Polydatin Prevents Lipopolysaccharide (LPS)-Induced Parkinson's Disease via Regulation of the AKT/GSK3β-Nrf2/NF-κB Signaling Axis.

Parkinson's disease (PD) is a common neurodegenerative disease characterized by selective loss of dopaminergic neurons in the substantia nigra (SN). Neuroinflammation induced by over-activation of microglia leads to the death of dopaminergic neurons in the pathogenesis of PD. Therefore, downregulation of microglial activation may aid in the treatment of PD. Polydatin (PLD) has been reported to pass through the blood-brain barrier and protect against motor degeneration in the SN. However, the molecular mechanisms underlying the effects of PLD in the treatment of PD remain unclear. The present study aimed to determine whether PLD protects against dopaminergic neurodegeneration by inhibiting the activation of microglia in a rat model of lipopolysaccharide (LPS)-induced PD. Our findings indicated that PLD treatment protected dopaminergic neurons and ameliorated motor dysfunction by inhibiting microglial activation and the release of pro-inflammatory mediators.
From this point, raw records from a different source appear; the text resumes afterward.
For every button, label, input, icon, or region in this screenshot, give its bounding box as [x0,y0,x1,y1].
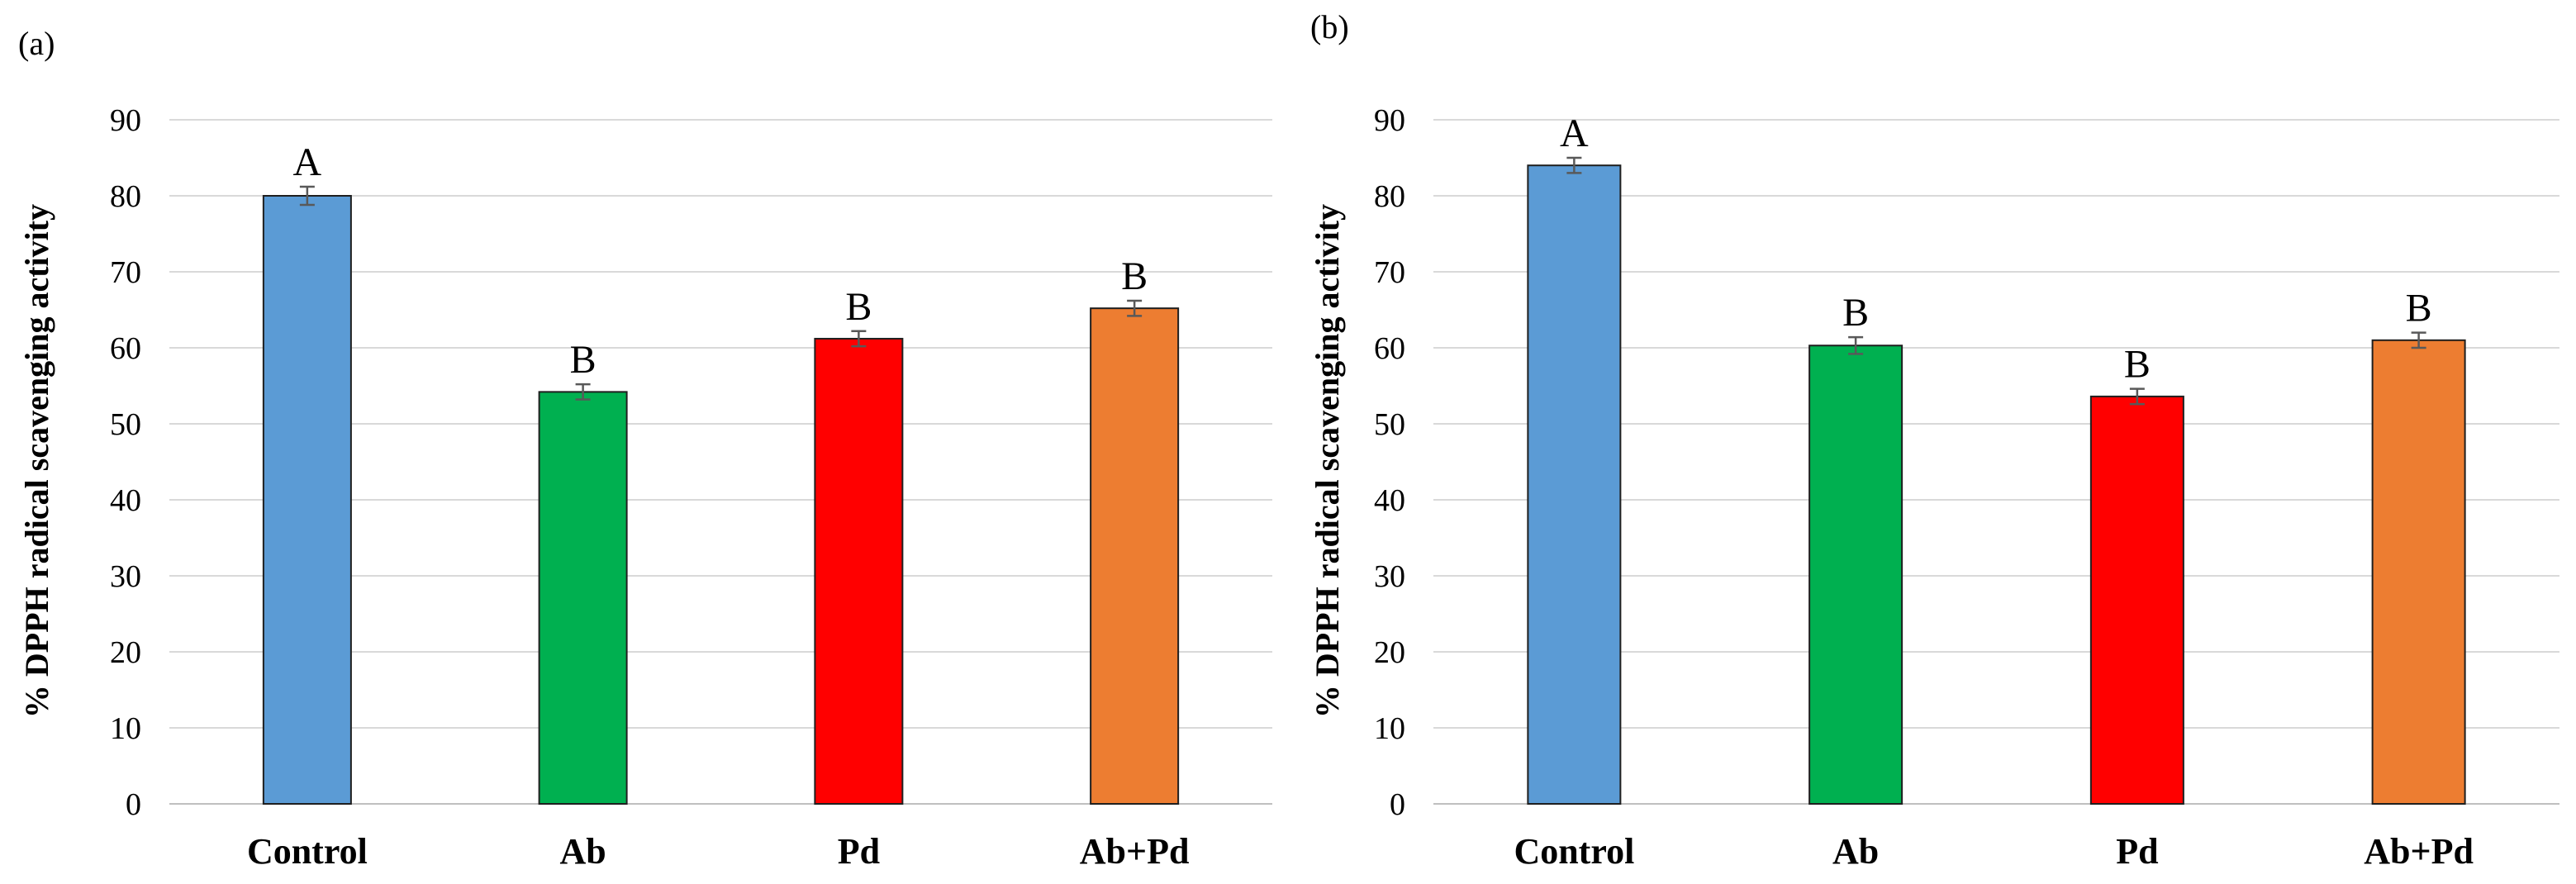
y-tick-label: 0 [1390,787,1405,822]
bar [1808,345,1903,805]
bar [1090,307,1180,806]
y-tick-label: 20 [1374,635,1405,670]
category-labels: Control Ab Pd Ab+Pd [1514,831,2474,872]
bar [2371,339,2466,805]
bar [2089,395,2184,805]
y-tick-label: 20 [110,635,141,670]
significance-letter: B [1842,291,1869,335]
y-tick-label: 50 [110,407,141,442]
y-tick-label: 70 [1374,255,1405,290]
y-tick-label: 80 [110,179,141,214]
chart-panel-b: (b) % DPPH radical scavenging activity 0… [1309,8,2559,872]
y-axis-label: % DPPH radical scavenging activity [18,204,55,718]
significance-letter: B [570,338,596,382]
y-tick-label: 40 [110,483,141,518]
y-tick-label: 10 [110,711,141,746]
category-label: Ab+Pd [1080,831,1190,872]
y-tick-label: 10 [1374,711,1405,746]
category-label: Control [247,831,368,872]
significance-letter: B [1121,254,1148,298]
gridlines [169,119,1272,805]
significance-letter: A [1560,112,1589,155]
significance-letter: B [845,285,872,329]
y-tick-label: 60 [1374,331,1405,366]
significance-letter: B [2406,287,2432,330]
y-tick-label: 40 [1374,483,1405,518]
y-tick-label: 30 [110,559,141,594]
significance-letter: A [293,140,322,184]
category-labels: Control Ab Pd Ab+Pd [247,831,1190,872]
y-tick-label: 0 [126,787,141,822]
y-tick-label: 60 [110,331,141,366]
bar [538,391,628,805]
category-label: Control [1514,831,1634,872]
bar [814,337,904,805]
bars: A B B B [262,140,1180,806]
significance-letter: B [2124,343,2151,387]
y-tick-label: 80 [1374,179,1405,214]
y-tick-label: 90 [110,103,141,138]
bar [1527,164,1622,805]
category-label: Ab+Pd [2364,831,2474,872]
y-tick-label: 70 [110,255,141,290]
y-axis-label: % DPPH radical scavenging activity [1309,204,1346,718]
y-tick-labels: 0 10 20 30 40 50 60 70 80 90 [110,103,141,822]
category-label: Pd [2116,831,2158,872]
bar [262,195,352,805]
category-label: Ab [1832,831,1879,872]
y-tick-label: 90 [1374,103,1405,138]
chart-panel-a: (a) % DPPH radical scavenging activity 0… [18,25,1272,872]
category-label: Pd [838,831,880,872]
y-tick-label: 50 [1374,407,1405,442]
panel-label: (a) [18,25,55,62]
bars: A B B B [1527,112,2466,805]
category-label: Ab [560,831,606,872]
y-tick-labels: 0 10 20 30 40 50 60 70 80 90 [1374,103,1405,822]
panel-label: (b) [1310,8,1349,45]
y-tick-label: 30 [1374,559,1405,594]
Furthermore, PLD treatment significantly increased levels of p-AKT, p-GSK-3β, and Nrf2, and suppressed the activation of NF-κB in the SN of rats with LPS-induced PD. To further explore the neuroprotective mechanism of PLD, we investigated the effect of PLD on activated microglial BV-2 cells. Our findings indicated that PLD inhibited the production of pro-inflammatory mediators and the activation of NF-κB pathways in LPS-induced BV-2 cells. Moreover, our results indicated that PLD enhanced levels of p-AKT, p-GSK-3β, and Nrf2 in BV-2 cells. After BV-2 cells were pretreated with MK2206 (an inhibitor of AKT), NP-12 (an inhibitor of GSK-3β), or Brusatol (BT; an inhibitor of Nrf2), treatment with PLD suppressed the activation of NF-κB signaling pathways and the release of pro-inflammatory mediators in activated BV-2 cells via activation of the AKT/GSK3β-Nrf2 signaling axis. Taken together, our results are the first to demonstrate that PLD prevents dopaminergic neurodegeneration due to microglial activation via regulation of the AKT/GSK3β-Nrf2/NF-κB signaling axis.